Defesa de vereadora presa em Foz entra com mandado de segurança contra anulação da posse

Com CBN CuritibaA defesa da vereadora de Foz do Iguaçu Anice Gazzaoui (PTN) entrou com um mandado de segurança para cobr..

Mariana Ohde - 14 de janeiro de 2017, 08:16

Com CBN Curitiba

A defesa da vereadora de Foz do Iguaçu Anice Gazzaoui (PTN) entrou com um mandado de segurança para cobrar que a Câmara Municipal da cidade reconheça o termo de posse assinado por ela na quarta-feira (11). O ato foi considerado nulo pelo presidente da casa, que não participou.

A vereadora foi reeleita, mas está presa desde o dia 15 de dezembro, alvo da Operação Pecúlio. Ela e outros três vereadores que estão na mesma situação garantiram na Justiça a autorização para que sejam escoltados até o Legislativo e empossados.

Anice, que está detida em um Batalhão da Polícia Militar, foi a única que teve a determinação já executada, no fim da tarde de quarta. Naquele dia, ela foi levada até a Câmara pela PM, como relata o advogado da parlamentar, Elias Mattar Assad. "Chegando na Câmara, não estava mais o presidente, não tinha vereador, disseram que estava em recesso, não tinha guichê para protocolar um pedido, então dois funcionários da Câmara entenderam a situação atípica e conseguiram lavrar o termo de posse, fizeram a leitura do compromisso, ela fez a promessa de bem desempenhar o encargo. Então, ela assinou o livro posse", conta.

Apesar de o termo de posse ter sido formalizado, o presidente da Câmara teria considerado o ato nulo, já que não estava presente; argumentação que é rebatida pelo advogado. "O regimento da Câmara não diz que o presidente pode recusar posse a alguém. Ele tem que dar posse. Outra coisa que o regimento não diz é que ele tem que estar presente fisicamente, como se fosse padre dando bênção. Não precisa. Basta a assinatura do livro de posse", diz.
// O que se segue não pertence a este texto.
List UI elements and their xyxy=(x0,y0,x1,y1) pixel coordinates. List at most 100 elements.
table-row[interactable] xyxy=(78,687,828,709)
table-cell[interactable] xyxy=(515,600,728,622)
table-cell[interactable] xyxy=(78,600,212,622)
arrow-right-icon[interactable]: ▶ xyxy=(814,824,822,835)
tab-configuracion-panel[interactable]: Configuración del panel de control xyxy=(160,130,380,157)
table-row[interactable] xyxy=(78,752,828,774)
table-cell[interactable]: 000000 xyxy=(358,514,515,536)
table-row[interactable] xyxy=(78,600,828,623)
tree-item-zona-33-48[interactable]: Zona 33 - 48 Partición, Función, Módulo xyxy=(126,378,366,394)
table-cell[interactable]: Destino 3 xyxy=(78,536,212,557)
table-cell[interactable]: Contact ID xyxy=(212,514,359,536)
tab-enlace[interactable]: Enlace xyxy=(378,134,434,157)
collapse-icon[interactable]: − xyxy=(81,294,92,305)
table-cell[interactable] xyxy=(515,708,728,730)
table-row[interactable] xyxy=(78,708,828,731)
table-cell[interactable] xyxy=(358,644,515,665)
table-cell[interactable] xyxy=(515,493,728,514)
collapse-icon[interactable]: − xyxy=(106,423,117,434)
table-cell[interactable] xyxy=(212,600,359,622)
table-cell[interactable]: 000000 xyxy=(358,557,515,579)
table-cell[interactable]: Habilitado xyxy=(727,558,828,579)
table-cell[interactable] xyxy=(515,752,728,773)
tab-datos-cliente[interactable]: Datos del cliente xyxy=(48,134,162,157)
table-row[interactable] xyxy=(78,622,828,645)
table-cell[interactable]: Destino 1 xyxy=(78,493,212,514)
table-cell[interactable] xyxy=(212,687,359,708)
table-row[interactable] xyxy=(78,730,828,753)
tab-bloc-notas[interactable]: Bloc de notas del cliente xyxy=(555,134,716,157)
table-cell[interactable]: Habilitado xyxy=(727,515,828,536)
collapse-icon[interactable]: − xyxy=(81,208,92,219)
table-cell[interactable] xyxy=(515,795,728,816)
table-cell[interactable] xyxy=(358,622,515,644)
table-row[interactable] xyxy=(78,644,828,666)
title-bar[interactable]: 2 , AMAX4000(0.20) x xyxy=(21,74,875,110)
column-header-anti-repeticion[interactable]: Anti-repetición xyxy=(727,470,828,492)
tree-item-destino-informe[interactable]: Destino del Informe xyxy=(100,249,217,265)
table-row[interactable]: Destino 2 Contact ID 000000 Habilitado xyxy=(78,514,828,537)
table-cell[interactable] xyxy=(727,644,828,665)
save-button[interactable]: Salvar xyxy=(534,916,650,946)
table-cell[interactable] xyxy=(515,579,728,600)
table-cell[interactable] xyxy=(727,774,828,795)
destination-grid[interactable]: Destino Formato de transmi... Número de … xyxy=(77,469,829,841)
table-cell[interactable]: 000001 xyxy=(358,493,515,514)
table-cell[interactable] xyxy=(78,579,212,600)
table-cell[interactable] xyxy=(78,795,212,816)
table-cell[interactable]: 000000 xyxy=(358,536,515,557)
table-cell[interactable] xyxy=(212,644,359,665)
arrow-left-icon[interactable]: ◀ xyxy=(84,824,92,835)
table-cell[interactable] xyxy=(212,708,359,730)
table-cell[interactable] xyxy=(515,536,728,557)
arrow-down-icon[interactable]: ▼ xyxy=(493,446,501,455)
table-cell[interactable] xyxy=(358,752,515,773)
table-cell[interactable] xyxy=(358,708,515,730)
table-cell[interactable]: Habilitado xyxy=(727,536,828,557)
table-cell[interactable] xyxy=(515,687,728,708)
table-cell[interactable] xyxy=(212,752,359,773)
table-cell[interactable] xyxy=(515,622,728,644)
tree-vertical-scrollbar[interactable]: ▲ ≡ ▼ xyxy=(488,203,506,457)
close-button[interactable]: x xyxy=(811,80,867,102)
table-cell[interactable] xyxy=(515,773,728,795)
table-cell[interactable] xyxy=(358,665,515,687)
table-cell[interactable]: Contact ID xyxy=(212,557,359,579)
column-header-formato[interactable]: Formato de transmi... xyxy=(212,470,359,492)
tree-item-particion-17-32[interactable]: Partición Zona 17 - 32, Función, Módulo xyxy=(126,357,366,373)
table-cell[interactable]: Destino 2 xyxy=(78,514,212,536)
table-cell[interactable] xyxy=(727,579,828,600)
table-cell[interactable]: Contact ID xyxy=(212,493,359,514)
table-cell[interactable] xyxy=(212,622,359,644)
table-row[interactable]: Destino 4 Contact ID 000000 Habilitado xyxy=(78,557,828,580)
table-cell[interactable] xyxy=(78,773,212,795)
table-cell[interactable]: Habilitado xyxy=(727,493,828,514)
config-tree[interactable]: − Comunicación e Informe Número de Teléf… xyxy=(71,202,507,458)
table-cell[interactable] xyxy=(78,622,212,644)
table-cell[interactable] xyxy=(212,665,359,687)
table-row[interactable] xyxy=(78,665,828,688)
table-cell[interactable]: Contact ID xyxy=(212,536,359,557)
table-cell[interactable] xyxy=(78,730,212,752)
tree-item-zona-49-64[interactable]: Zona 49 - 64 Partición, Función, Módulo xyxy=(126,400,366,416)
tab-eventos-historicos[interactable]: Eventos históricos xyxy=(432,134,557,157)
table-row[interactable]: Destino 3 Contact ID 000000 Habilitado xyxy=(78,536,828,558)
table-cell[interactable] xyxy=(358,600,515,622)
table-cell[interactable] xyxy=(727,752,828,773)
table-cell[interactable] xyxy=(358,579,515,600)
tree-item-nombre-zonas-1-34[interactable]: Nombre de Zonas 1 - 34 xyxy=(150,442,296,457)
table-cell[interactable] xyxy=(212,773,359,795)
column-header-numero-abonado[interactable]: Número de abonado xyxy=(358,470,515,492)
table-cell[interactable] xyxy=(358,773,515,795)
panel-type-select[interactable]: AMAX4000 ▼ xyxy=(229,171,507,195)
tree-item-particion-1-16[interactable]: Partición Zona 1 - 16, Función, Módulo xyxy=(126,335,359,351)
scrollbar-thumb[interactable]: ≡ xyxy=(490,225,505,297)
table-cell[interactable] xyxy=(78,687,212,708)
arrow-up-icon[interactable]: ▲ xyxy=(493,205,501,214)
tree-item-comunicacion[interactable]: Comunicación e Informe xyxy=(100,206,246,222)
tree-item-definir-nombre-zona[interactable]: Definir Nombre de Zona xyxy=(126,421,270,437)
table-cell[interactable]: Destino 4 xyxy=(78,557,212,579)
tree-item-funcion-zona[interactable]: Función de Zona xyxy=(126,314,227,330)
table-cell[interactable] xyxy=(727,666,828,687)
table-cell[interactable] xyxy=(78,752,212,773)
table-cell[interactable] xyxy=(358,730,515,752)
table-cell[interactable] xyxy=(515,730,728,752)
Após ser informado sobre o cancelamento, o advogado ajuizou mandado de segurança para garantir o direito de posse, no qual pontua que o presidente da Câmara está se omitindo no caso. Segundo o advogado, o presidente poderia ter assinado ou convocado um segundo ato, caso entendesse que a posse foi nula sem sua presença. "Estamos aguardando que, ou o ato se convalide com a assinatura dele, que é nosso pedido na Justiça, ou que uma nova posse seja designada", explica.

Além de Anice Gazzaoui, Edilio Dall’Agnol (PSC), Darci Siqueira (PTN) e Luiz Queiroga (DEM) são os outros três vereadores que conseguiram autorização da Justiça para deixar temporariamente a Penitenciária Estadual de Foz e tomar posse. Eles ainda não tem previsão de quando farão esse bate-volta.

O advogado Silvio Alvarega, que representa Dall’Agnol e Siqueira, afirmou que o que cabia à defesa já foi feito e que agora aguarda definição por parte do presidente do legislativo. "Da parte de nosso cliente, o que tinha que ser feito já foi feito", diz. Os dois advogados defendem que os parlamentares têm direito a ser empossados nos cargos, já que não há irregularidades nas campanhas e que os reeleitos foram diplomados pela Justiça Eleitoral.

O prazo para que os vereadores tomem posse é de quinze dias e, se forem considerados dias corridos, vence no domingo, entretanto, Mattar Assad entende que o pedido de liminar paralisa a contagem de prazo para a vereadora Anice Gazzaoui. Já o advogado Silvio Alvarenga afirma que a contagem não se aplica, pois a ausência estaria justificada pela privação de liberdade.

A reportagem tentou contato com a Câmara de Foz e com o presidente vereador Rogério Quadros (PTB), mas as ligações não foram atendidas.